Related Work¶
In the initial proposal, a survey of existing solutions and systems was included, which is partially reproduced below for context, though note the descriptions are only kept up-to-date on a best-effort basis.
Preexisting database client APIs¶
- Arrow Flight SQL
A standard building on top of Arrow Flight, defining how to use Flight to talk to databases, retrieve metadata, execute queries, and so on. Provides a single client in C++ and Java language that talks to any database servers implementing the protocol. Models its API surface (though not API design) after JDBC and ODBC.
- DBI for R
An R package/ecosystem of packages for database access. Provides a single interface with “backends” for specific databases. While row-oriented, integration with Arrow is under consideration, including a sketch of effectively the same idea as ADBC.
- JDBC
A Java library for database access, providing row-based APIs. Provides a single interface with drivers for specific databases.
- ODBC
A language-agnostic standard from the ISO/IEC for database access, associated with Microsoft. Feature-wise, it is similar to JDBC (and indeed JDBC can wrap ODBC drivers), but it offers columnar data support through fetching buffers of column values (with some caveats). Provides a single C interface with drivers for specific databases.
- PEP 249 (DBAPI 2.0)
A Python standard for database access providing row-based APIs. Not a singular package, but rather a set of interfaces that packages implement.
Preexisting libraries¶
These are libraries which either 1) implement columnar data access for a particular system; or 2) could be used to implement such access.
- Arrow Flight
An RPC framework optimized for transferring Arrow record batches, with application-specific extension points but without any higher level semantics.
- Arrow JDBC
A Java submodule, part of Arrow/Java, that uses the JDBC API to produce Arrow data.

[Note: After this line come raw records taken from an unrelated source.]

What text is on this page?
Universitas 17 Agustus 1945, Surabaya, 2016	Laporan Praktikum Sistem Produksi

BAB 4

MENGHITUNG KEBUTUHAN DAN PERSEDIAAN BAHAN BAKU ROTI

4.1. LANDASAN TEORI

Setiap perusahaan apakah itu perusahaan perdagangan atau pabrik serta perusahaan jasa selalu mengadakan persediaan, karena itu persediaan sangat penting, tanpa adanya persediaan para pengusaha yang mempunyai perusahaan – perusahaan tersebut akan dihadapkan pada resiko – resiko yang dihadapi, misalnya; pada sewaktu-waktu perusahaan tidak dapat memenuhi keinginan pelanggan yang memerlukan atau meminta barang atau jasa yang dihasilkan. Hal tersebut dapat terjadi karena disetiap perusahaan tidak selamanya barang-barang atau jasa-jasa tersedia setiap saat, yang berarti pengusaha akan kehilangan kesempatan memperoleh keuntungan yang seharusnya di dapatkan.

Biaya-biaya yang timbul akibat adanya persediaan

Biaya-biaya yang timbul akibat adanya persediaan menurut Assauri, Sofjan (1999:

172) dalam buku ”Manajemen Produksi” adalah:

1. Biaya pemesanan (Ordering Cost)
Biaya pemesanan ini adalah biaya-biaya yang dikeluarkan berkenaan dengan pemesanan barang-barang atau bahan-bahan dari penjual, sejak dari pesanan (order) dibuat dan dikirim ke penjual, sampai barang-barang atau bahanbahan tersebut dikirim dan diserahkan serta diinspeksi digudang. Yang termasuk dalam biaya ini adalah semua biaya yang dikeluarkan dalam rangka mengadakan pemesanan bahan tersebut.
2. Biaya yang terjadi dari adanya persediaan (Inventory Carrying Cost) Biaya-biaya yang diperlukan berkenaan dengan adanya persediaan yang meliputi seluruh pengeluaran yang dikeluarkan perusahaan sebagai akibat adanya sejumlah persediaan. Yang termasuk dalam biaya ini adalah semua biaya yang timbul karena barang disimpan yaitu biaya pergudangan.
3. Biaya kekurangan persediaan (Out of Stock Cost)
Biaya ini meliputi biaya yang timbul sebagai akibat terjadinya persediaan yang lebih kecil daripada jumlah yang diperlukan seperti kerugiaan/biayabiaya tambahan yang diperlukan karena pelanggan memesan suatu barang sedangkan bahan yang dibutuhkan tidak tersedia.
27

Internally, it can read data only row-at-a-time.
- arrow-odbc
A Rust community project that uses the ODBC API to produce Arrow data, using ODBC’s buffer-based API to perform bulk copies. (See also: Turbodbc.)
- Arrowdantic
Python bindings for an implementation of ODBC<>Arrow in Rust.
- pgeon
A client that manually parses the Postgres wire format and produces Arrow data, bypassing JDBC/ODBC. While it attempts to optimize this case, the Postgres wire protocol is still row-oriented.
- Turbodbc
A set of Python ODBC bindings, implementing PEP 249, that also provides APIs to fetch data as Arrow batches, optimizing the conversion internally.
Papers¶
Raasveldt, Mark, and Hannes Mühleisen. “Don’t Hold My Data Hostage - A Case for Client Protocol Redesign”. In Proceedings of the VLDB Endowment, 1022–1033, 2017.